The provision of last year's Senate bill that increased the number of visas for immigrant victims of domestic violence, raising revenue and thereby giving House Speaker John Boehner the excuse to claim the Senate had to work with the House bill, has been taken out, with plans to include it in immigration reform legislation. So the Senate can move forward. But it can't pass a law on its own, and House Republican leadership doesn't exactly look eager to embrace a bipartisan bill:
House Speaker John Boehner (R-Ohio) and House Majority Leader Eric Cantor (R-Va.) have remained mum on how they plan to proceed. Spokespeople for both of their offices did not respond to a request for comment. But there have been rumblings that Rep. Cathy McMorris Rodgers (R-Wash.), who chairs the House Republican Conference, may take the lead on the issue. Tribal groups met privately with McMorris Rodgers last week and had nothing but praise for the congresswoman's openness to moving a broad bill.

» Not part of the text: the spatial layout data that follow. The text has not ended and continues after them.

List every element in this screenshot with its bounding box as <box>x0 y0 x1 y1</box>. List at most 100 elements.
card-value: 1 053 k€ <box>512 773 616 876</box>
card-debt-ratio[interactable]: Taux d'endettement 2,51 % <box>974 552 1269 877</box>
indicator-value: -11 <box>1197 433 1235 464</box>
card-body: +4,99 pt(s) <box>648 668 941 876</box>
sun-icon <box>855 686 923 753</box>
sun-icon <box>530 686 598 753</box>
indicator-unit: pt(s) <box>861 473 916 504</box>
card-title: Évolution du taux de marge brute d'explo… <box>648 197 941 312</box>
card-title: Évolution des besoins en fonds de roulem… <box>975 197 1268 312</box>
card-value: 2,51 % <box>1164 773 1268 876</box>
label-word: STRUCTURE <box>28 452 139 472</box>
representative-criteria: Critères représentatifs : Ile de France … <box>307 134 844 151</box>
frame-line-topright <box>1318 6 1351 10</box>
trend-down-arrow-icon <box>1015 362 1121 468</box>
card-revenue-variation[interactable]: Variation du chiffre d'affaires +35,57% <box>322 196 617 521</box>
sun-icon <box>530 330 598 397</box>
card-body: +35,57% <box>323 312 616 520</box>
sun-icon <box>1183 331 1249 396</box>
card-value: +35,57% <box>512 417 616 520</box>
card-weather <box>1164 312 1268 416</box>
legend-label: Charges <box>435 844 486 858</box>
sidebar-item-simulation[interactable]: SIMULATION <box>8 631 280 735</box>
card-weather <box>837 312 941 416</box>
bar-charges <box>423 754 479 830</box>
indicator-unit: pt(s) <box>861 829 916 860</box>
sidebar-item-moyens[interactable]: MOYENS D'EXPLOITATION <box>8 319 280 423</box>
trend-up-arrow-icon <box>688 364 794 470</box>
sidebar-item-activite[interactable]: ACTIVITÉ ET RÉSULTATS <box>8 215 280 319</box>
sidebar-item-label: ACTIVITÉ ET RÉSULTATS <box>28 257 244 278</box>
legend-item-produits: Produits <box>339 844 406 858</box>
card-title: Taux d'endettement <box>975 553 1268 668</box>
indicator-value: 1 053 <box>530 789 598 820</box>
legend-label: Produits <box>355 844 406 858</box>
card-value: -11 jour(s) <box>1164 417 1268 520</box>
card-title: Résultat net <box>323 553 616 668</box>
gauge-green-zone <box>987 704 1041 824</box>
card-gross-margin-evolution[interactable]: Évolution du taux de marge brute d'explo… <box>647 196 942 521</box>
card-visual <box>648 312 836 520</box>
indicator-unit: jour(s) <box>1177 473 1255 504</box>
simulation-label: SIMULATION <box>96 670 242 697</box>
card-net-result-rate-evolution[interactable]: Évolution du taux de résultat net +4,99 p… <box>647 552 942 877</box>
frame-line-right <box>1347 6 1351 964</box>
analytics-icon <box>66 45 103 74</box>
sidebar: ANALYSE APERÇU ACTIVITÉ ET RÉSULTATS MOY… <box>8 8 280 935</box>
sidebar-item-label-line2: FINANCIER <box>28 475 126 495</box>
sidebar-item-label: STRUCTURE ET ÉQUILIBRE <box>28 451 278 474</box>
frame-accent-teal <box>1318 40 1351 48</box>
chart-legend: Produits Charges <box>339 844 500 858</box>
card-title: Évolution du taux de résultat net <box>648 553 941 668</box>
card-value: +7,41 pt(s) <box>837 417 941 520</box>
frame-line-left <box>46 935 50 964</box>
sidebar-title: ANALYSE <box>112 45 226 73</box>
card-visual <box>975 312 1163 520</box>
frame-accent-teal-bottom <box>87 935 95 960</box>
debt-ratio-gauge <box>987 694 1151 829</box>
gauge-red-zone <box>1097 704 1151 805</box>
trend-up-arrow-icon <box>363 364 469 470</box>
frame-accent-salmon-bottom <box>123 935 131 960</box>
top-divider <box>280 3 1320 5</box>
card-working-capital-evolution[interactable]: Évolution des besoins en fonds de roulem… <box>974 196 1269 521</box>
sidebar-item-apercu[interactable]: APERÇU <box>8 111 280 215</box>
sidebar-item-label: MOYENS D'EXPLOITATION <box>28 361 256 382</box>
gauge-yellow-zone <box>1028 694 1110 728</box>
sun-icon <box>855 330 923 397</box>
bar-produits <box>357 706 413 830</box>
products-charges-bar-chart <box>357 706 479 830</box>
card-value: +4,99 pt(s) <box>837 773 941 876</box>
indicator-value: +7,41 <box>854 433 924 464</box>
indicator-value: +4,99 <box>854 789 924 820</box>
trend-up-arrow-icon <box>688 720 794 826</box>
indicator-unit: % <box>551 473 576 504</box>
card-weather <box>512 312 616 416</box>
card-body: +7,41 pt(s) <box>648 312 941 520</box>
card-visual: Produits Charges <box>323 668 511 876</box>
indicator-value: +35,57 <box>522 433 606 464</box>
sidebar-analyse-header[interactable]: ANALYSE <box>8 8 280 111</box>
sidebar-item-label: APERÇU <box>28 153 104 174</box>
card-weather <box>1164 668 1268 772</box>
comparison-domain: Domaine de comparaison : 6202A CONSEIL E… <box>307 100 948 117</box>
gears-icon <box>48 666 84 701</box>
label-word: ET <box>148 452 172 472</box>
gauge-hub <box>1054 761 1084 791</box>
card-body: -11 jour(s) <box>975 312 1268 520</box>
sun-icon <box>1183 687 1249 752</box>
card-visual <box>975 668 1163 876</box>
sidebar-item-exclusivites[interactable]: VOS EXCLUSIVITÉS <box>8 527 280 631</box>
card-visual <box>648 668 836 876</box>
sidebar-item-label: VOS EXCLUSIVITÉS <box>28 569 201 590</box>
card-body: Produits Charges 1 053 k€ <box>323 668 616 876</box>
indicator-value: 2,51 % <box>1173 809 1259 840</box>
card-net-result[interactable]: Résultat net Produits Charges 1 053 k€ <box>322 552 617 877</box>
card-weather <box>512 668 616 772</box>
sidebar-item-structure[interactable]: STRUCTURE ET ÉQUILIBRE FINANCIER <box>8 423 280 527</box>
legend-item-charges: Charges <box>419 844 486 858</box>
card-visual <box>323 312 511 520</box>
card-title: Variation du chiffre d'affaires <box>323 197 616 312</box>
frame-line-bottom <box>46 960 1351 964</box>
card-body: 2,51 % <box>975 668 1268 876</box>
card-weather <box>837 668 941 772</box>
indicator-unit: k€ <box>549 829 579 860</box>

We'll see. Because while it's good to hear that Native American groups like what they're hearing from McMorris Rodgers, after expanded protections for Native American women proved a key sticking point, the signals are pretty damn mixed if the men in charge aren't sullying themselves by publicly commenting on lady issues. And it's not like we've never seen the Republican Party trot out its few female tokens to try to sell the war on women as essentially feminist.
The Violence Against Women Act needs to be reauthorized, though. And once the Senate votes to do that, the pressure will all be on House Republicans to pass a bipartisan bill rather than once again going for a bill only a far-right Republican could love.